Figure 2Simplified summary of proposed neuroprotective mechanisms of amyloid precursor protein (APP) and APPsα in response to acute stress. Expression of APP is upregulated in response to acute metabolic insult. As depicted in Figure 1, NMDAR and LTCC are pathologically activated, promoting excitotoxic cellular damage. Cleavage of APP is activity-dependent and α-secretases are stimulated by NMDAR, generating the neuroprotective APPsα fragment. APPsα acts inhibitory on NMDAR and LTCC. This negative feedback mechanism may breach the vicious cycle of excitotoxicity and constitute an important protective mechanism in response to acute insults. Several further trophic, regulatory and anti-apoptotic functions of APP and APPsα are listed. They may contribute to acute neuroprotective effect on multiple levels. Since exact mechanisms of interaction are oftentimes not known, this ambiguity is represented by dashed arrows. The triple period below indicates that the list makes no claims of being complete since many more mechanisms are being discussed.

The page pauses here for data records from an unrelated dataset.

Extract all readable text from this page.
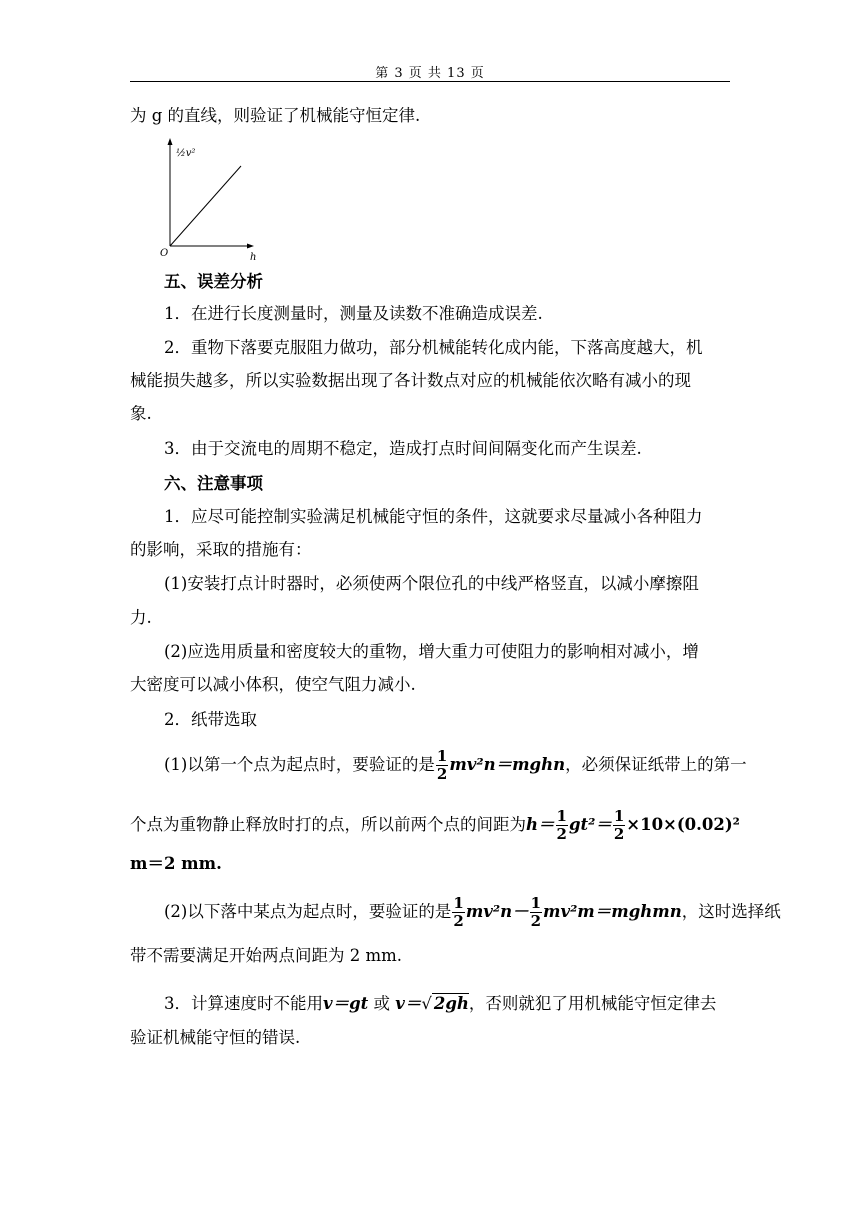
第 3 页 共 13 页
为 g 的直线，则验证了机械能守恒定律.
½v²
h
O
五、误差分析
1．在进行长度测量时，测量及读数不准确造成误差.
2．重物下落要克服阻力做功，部分机械能转化成内能，下落高度越大，机
械能损失越多，所以实验数据出现了各计数点对应的机械能依次略有减小的现
象.
3．由于交流电的周期不稳定，造成打点时间间隔变化而产生误差.
六、注意事项
1．应尽可能控制实验满足机械能守恒的条件，这就要求尽量减小各种阻力
的影响，采取的措施有：
(1)安装打点计时器时，必须使两个限位孔的中线严格竖直，以减小摩擦阻
力.
(2)应选用质量和密度较大的重物，增大重力可使阻力的影响相对减小，增
大密度可以减小体积，使空气阻力减小.
2．纸带选取
(1)以第一个点为起点时，要验证的是 $\frac{1}{2}$ mv²n＝mghn，必须保证纸带上的第一
个点为重物静止释放时打的点，所以前两个点的间距为$h= \frac{1}{2} gt^2= \frac{1}{2} \times 10\times(0.02)^2$
m＝2 mm.
(2)以下落中某点为起点时，要验证的是 $\frac{1}{2} mv^2n- \frac{1}{2}$ mv²m＝mghmn，这时选择纸
带不需要满足开始两点间距为 2 mm.
3．计算速度时不能用v＝gt 或 v＝√ 2gh，否则就犯了用机械能守恒定律去
验证机械能守恒的错误.
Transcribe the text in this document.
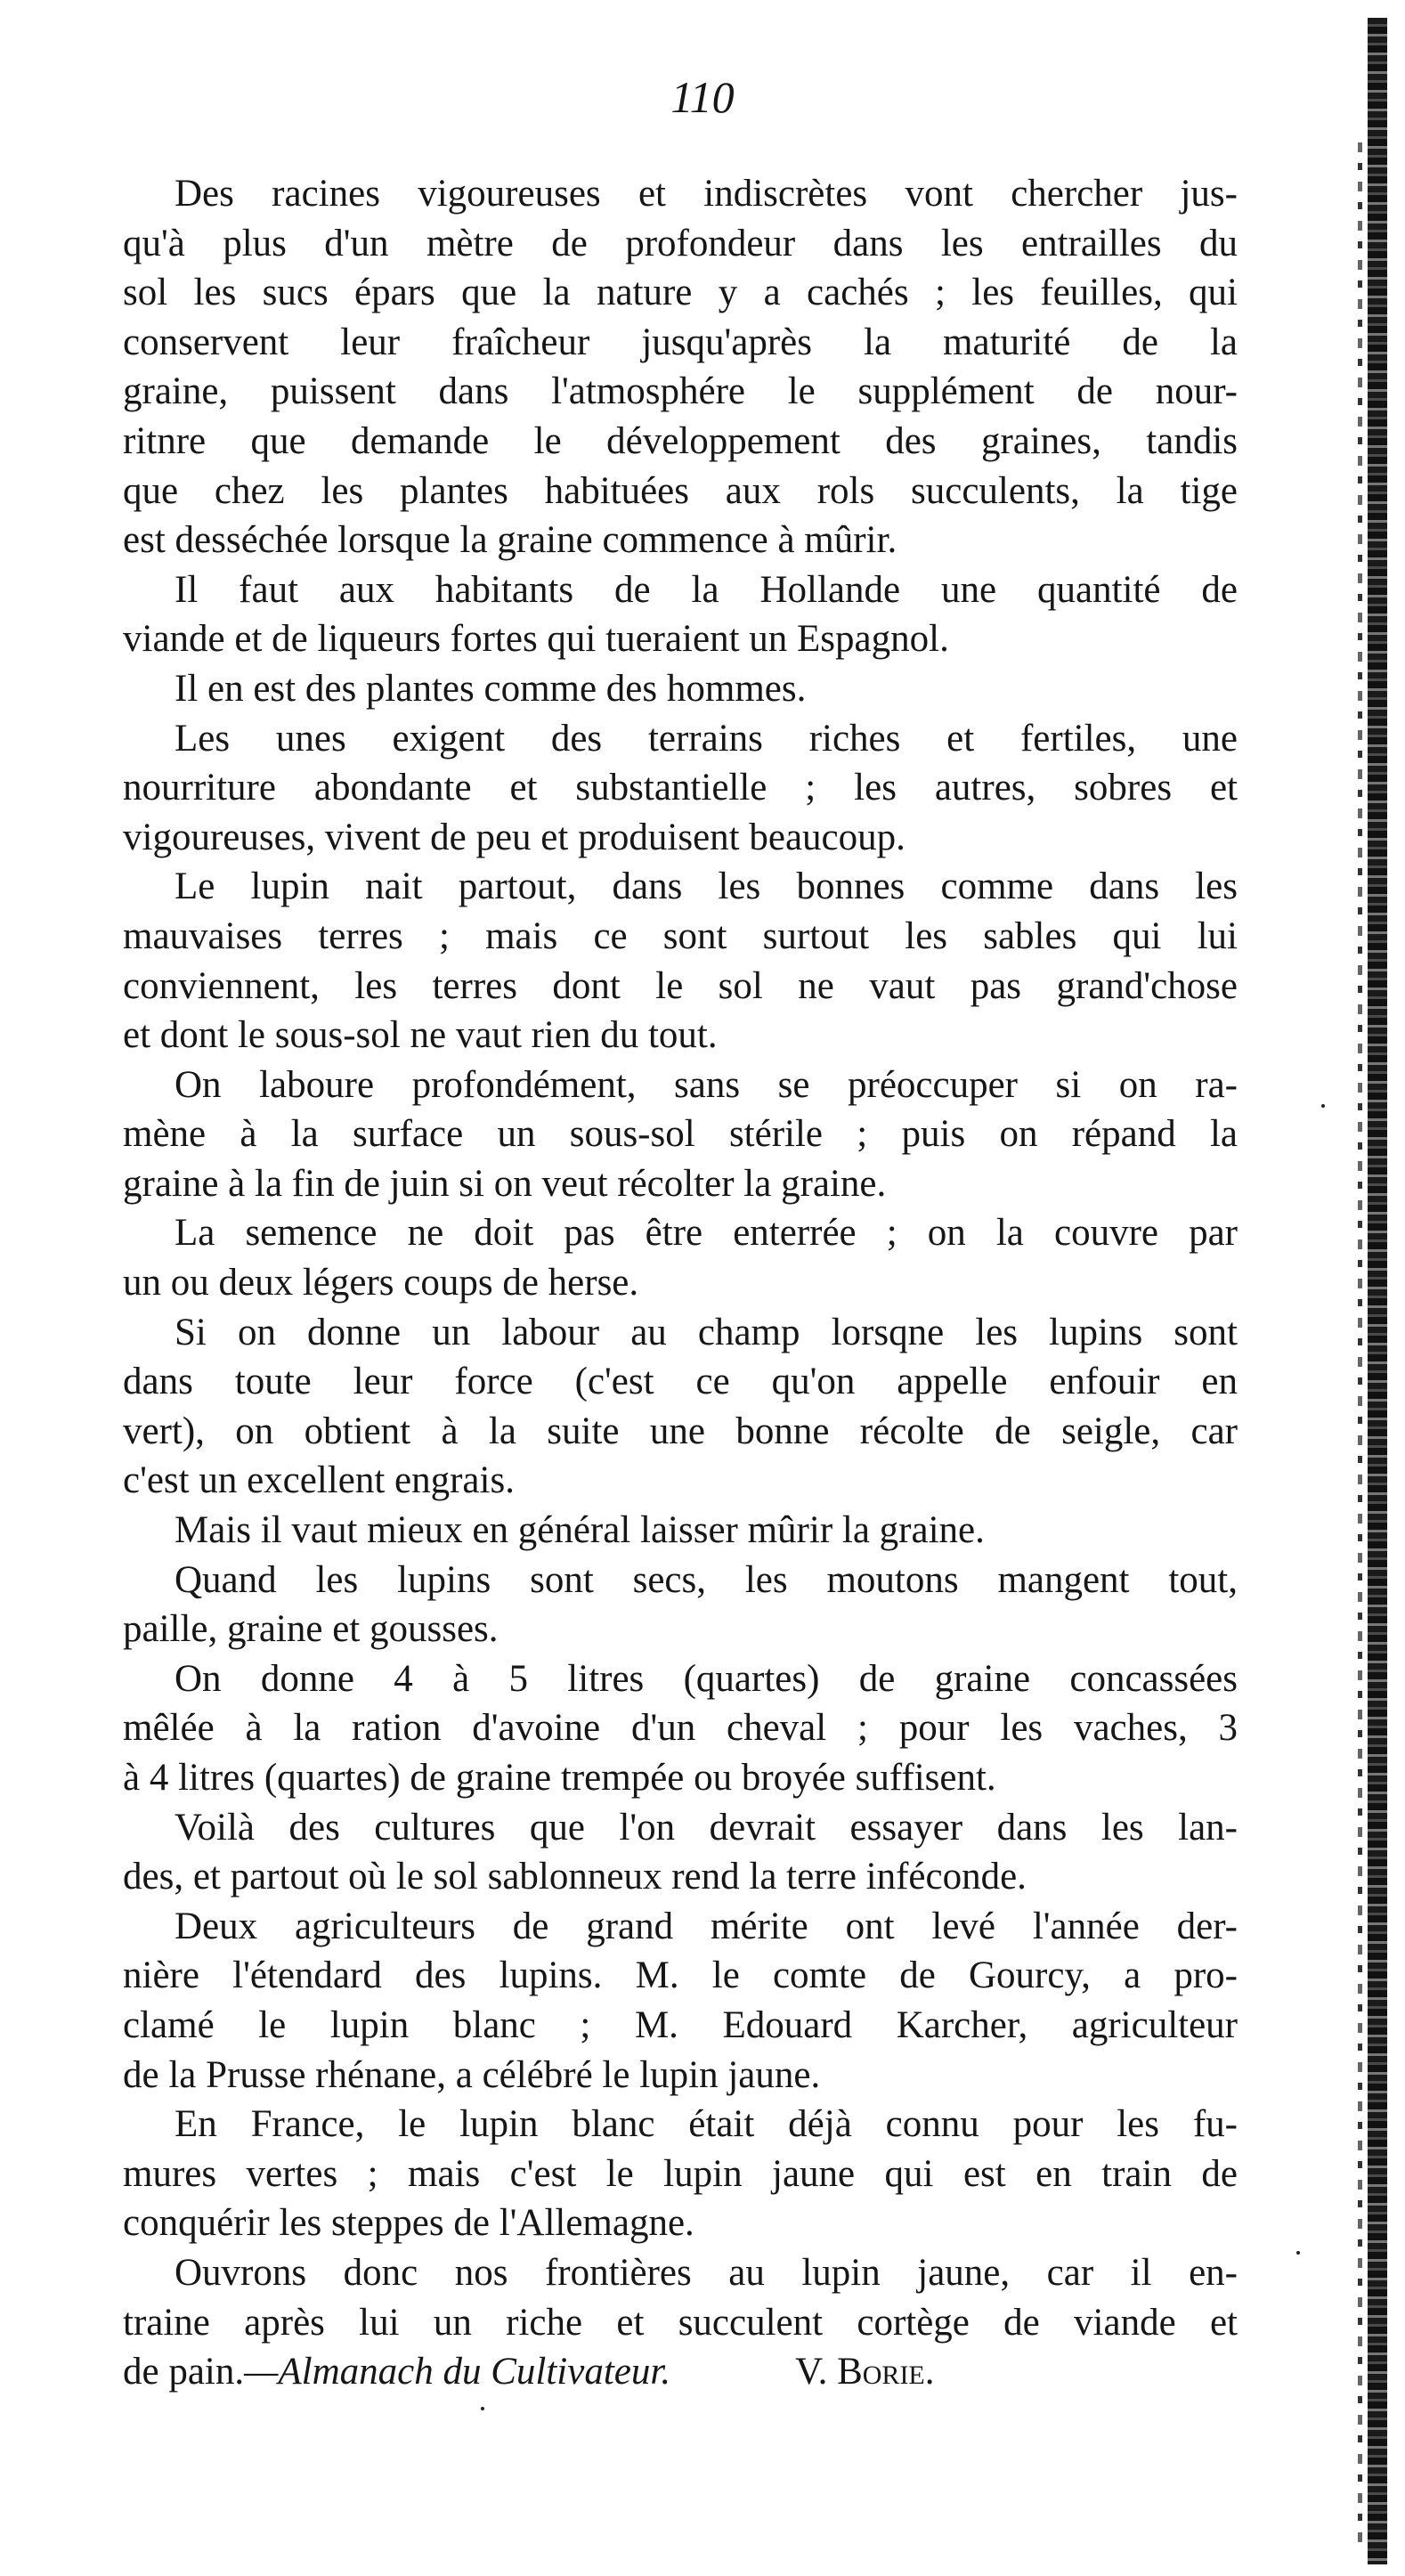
110
Des racines vigoureuses et indiscrètes vont chercher jus-
qu'à plus d'un mètre de profondeur dans les entrailles du
sol les sucs épars que la nature y a cachés ; les feuilles, qui
conservent leur fraîcheur jusqu'après la maturité de la
graine, puissent dans l'atmosphére le supplément de nour-
ritnre que demande le développement des graines, tandis
que chez les plantes habituées aux rols succulents, la tige
est desséchée lorsque la graine commence à mûrir.
Il faut aux habitants de la Hollande une quantité de
viande et de liqueurs fortes qui tueraient un Espagnol.
Il en est des plantes comme des hommes.
Les unes exigent des terrains riches et fertiles, une
nourriture abondante et substantielle ; les autres, sobres et
vigoureuses, vivent de peu et produisent beaucoup.
Le lupin nait partout, dans les bonnes comme dans les
mauvaises terres ; mais ce sont surtout les sables qui lui
conviennent, les terres dont le sol ne vaut pas grand'chose
et dont le sous-sol ne vaut rien du tout.
On laboure profondément, sans se préoccuper si on ra-
mène à la surface un sous-sol stérile ; puis on répand la
graine à la fin de juin si on veut récolter la graine.
La semence ne doit pas être enterrée ; on la couvre par
un ou deux légers coups de herse.
Si on donne un labour au champ lorsqne les lupins sont
dans toute leur force (c'est ce qu'on appelle enfouir en
vert), on obtient à la suite une bonne récolte de seigle, car
c'est un excellent engrais.
Mais il vaut mieux en général laisser mûrir la graine.
Quand les lupins sont secs, les moutons mangent tout,
paille, graine et gousses.
On donne 4 à 5 litres (quartes) de graine concassées
mêlée à la ration d'avoine d'un cheval ; pour les vaches, 3
à 4 litres (quartes) de graine trempée ou broyée suffisent.
Voilà des cultures que l'on devrait essayer dans les lan-
des, et partout où le sol sablonneux rend la terre inféconde.
Deux agriculteurs de grand mérite ont levé l'année der-
nière l'étendard des lupins. M. le comte de Gourcy, a pro-
clamé le lupin blanc ; M. Edouard Karcher, agriculteur
de la Prusse rhénane, a célébré le lupin jaune.
En France, le lupin blanc était déjà connu pour les fu-
mures vertes ; mais c'est le lupin jaune qui est en train de
conquérir les steppes de l'Allemagne.
Ouvrons donc nos frontières au lupin jaune, car il en-
traine après lui un riche et succulent cortège de viande et
de pain. —Almanach du Cultivateur.	V. Borie.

Figure 3Potential therapeutical interventions targeting APP metabolites and its binding partners. Several strategies picking up on involvement of APP and its metabolites in pathophysiological mechanisms following acute insults are briefly portrayed. Depiction as a scale emphasizes the importance of balanced APP metabolism. Therapeutical strategies may employ either enhancement of neuroprotective action of APPsα such as block of LTCC and NMDAR or elevation of APPsα levels by activation of α-secretases or exogenous application. Other approaches might aim at mitigating harmful effects of amyloid ß either by inhibition of its production, prevention of deposition into plaques or facilitated degradation. These strategies might ameliorate acute damage as well as prevent further degeneration.